Grèce-Turquie : nouveau round de pourparlers dans un climat pesant

"La Grèce veut transformer les questions gréco-turques en un problème entre la Turquie et l'UE et entre la Turquie et les Etats-Unis mais (...) nous ne l'acceptons pas" et "cela ne va conduire nulle part", a également prévenu Hulusi Akar, ministre turc de la Défense lors d'une visioconférence avec des responsables militaires [Zsolt Szigetvary]

Des diplomates grecs et turcs se réunissent mardi à Athènes pour discuter des délicates relations entre les deux pays voisins qui peinent à régler leurs différends historiques, auxquels se sont ajoutées les récentes convoitises turques en Méditerranée.

Quelques heures avant le début de cette réunion entre les deux pays membres de l’Otan, Ankara a adressé une note diplomatique à la Grèce, l’Union européenne et Israël, leur enjoignant d’obtenir son autorisation pour tous éventuels travaux dans le plateau continental revendiqué par Ankara en Méditerranée orientale, ont rapporté lundi soir des médias turcs.

Cette mise en garde pèse sur la réunion de mardi entre Athènes et Ankara dont les tensions s’étaient intensifiées l’été dernier après l’envoi du navire turc de recherches sismiques Oruç Reis dans des zones disputées, notamment près de l’île grecque de Kastellorizo proche du rivage turc en Méditerranée orientale, considérée riche en hydrocarbures.

La réunion de mardi s’inscrit dans la deuxième phase des pourparlers dits « exploratoires », un mécanisme réactivé fin janvier après cinq ans d’interruption.

Il s’agira de la 62e réunion de ces pourparlers entamés au début des années 2000 mais qui n’ont pas eu de résultat tangible jusqu’ici.

C’était le cas lors de la dernière réunion à Istanbul le 25 janvier.
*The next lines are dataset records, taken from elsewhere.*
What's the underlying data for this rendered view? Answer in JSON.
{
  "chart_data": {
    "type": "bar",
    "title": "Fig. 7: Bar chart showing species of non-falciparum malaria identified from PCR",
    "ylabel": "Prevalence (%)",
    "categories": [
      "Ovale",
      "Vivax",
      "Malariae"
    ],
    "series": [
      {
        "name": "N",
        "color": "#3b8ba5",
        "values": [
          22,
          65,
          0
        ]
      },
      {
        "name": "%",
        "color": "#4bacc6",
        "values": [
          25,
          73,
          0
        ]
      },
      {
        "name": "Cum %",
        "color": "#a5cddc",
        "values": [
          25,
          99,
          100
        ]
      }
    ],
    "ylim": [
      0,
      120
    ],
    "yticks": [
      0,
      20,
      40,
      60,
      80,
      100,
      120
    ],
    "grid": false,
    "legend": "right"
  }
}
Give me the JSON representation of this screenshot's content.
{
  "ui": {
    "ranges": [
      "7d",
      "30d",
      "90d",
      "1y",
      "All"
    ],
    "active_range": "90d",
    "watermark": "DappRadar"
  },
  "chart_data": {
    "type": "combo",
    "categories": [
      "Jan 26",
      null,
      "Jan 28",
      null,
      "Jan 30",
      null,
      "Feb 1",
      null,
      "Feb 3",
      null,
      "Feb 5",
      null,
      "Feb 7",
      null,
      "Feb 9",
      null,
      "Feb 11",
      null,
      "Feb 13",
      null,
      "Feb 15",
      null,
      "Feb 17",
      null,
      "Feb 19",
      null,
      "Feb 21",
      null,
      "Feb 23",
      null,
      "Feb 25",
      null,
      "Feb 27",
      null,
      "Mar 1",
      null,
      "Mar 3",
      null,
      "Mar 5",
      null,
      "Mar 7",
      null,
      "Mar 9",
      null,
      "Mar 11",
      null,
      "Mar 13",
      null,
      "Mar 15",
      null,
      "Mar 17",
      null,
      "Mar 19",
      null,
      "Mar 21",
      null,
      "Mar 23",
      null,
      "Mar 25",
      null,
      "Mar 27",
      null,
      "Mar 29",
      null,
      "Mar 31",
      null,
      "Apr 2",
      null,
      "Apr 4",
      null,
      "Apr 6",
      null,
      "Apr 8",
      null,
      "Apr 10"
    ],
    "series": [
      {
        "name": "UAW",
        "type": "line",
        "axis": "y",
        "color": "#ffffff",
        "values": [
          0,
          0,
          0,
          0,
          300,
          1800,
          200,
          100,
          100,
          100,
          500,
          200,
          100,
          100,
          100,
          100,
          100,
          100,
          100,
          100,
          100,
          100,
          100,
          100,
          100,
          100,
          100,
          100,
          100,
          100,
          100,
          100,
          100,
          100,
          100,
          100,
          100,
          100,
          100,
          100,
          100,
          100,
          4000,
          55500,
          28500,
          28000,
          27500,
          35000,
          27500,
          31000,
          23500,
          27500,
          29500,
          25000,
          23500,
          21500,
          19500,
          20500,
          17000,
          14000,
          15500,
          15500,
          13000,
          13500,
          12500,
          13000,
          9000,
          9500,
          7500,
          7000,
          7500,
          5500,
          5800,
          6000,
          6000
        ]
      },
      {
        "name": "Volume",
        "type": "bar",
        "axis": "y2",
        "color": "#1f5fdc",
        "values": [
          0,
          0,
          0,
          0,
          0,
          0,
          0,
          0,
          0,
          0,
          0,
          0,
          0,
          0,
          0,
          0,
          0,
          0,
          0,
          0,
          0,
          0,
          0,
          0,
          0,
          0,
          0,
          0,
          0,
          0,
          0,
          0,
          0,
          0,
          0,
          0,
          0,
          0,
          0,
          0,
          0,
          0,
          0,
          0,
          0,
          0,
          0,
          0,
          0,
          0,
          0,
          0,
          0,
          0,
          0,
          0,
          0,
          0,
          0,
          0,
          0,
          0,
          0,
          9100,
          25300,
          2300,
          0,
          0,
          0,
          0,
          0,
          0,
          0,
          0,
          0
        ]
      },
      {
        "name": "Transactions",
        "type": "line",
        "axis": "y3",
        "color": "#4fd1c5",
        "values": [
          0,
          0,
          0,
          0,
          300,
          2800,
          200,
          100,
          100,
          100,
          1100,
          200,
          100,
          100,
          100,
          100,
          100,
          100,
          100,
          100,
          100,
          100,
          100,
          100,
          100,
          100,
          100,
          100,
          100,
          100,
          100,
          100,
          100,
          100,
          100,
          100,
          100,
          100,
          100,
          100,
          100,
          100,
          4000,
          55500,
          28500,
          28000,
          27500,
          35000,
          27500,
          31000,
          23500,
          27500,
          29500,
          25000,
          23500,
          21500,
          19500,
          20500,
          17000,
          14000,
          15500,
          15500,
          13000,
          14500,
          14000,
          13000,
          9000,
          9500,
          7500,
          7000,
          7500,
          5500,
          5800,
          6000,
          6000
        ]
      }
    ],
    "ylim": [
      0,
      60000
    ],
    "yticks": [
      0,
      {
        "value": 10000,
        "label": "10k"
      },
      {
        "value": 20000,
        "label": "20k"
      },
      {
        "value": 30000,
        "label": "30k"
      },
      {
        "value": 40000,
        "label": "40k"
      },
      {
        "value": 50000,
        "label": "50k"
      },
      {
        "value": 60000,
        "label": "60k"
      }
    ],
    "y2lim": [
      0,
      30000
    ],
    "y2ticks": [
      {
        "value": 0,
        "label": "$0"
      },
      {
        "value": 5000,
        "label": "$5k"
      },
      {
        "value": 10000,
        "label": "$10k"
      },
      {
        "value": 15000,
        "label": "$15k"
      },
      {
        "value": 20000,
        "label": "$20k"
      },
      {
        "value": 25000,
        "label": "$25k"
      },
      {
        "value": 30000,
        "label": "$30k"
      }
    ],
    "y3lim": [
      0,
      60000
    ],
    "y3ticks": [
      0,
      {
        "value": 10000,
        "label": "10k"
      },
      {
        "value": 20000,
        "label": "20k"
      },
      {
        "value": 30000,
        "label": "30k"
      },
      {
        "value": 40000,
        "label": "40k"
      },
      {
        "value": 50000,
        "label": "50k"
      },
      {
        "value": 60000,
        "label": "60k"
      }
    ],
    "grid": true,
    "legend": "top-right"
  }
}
Athènes a souhaité uniquement discuter de la délimitation du plateau continental de ses îles en mer Egée alors qu’Ankara a insisté pour parler de la définition des zones exclusives économiques et de l’espace aérien des deux Etats.

La réunion de mardi aura lieu à huis clos, aucun détail sur l’heure du début de la réunion ou sur sa durée n’a été publié.

Athènes mise sur l’UE 

Athènes mise sur ses partenaires européens, qui lors de leur dernier sommet en décembre avaient prévenu Ankara d’éventuelles sanctions. Le sommet européen prévu fin mars devrait aborder à nouveau la question, selon une source diplomatique grecque.

La Grèce espère aussi le soutien de la nouvelle administration américaine de Joe Biden, ce que souhaite également l’UE pour réduire les tensions avec Ankara, selon la même source.

Sur l’issue de la réunion de mardi, le ton était donné lundi par Ankara qui a souhaité qu’Athènes abandonne son « comportement provocateur et intransigeant le plus tôt possible ».

« La Grèce veut transformer les questions gréco-turques en un problème entre la Turquie et l’UE et entre la Turquie et les Etats-Unis mais (…) nous ne l’acceptons pas » et « cela ne va conduire nulle part », a également prévenu Hulusi Akar, ministre turc de la Défense lors d’une visioconférence avec des responsables militaires.

Il a toutefois souligné « l’importance des discussions exploratoires » et celles qui auront lieu cette semaine entre les pays-membres de l’Otan indiquant qu’Ankara était prête à « discuter sur tout sujet ».

Il a également critiqué les récents achats d’armements par Athènes. Soutenue surtout par la France lors de la crise de l’été dernier, Athènes a acheté en janvier 18 avions de combats français Rafale.

« Les pourparlers exploratoires sont effectués au niveau diplomatique mais la Turquie veut donner une dimension politique », a déploré de son côté Angelos Syrigos, député du parti conservateur grec au pouvoir, lundi sur la radio grecque Skaï.

La mise en garde lundi soir d’Ankara ajoute au climat tendu. Selon la presse turque, la démarche d’Ankara a été décidée en réaction à un accord signé le 8 mars entre Chypre, la Grèce et Israël pour la mise en oeuvre du plus long câble électrique sous-marin au monde, long de plus d’un millier de kilomètres, qui passerait sous le plateau continental revendiqué par la Turquie.

Ces discussions interviennent en outre à quelques jours du 5e anniversaire de la déclaration controversée UE-Ankara signée le 19 mars 2016, qui avait contraint la Turquie à réduire le nombre de migrants passant en Europe.

Critiquant la politique turque qui « a fait marche arrière » sur ce sujet, le ministre grec des Migrations, Notis Mitarachi, a appelé lundi la Turquie à choisir « la voie européenne ». Il a aussi annoncé une réunion les 20 et 21 mars à Athènes sur le nouveau pacte européen de migrations entre les pays du pourtour méditerranéen Espagne, Italie, Malte et Chypre.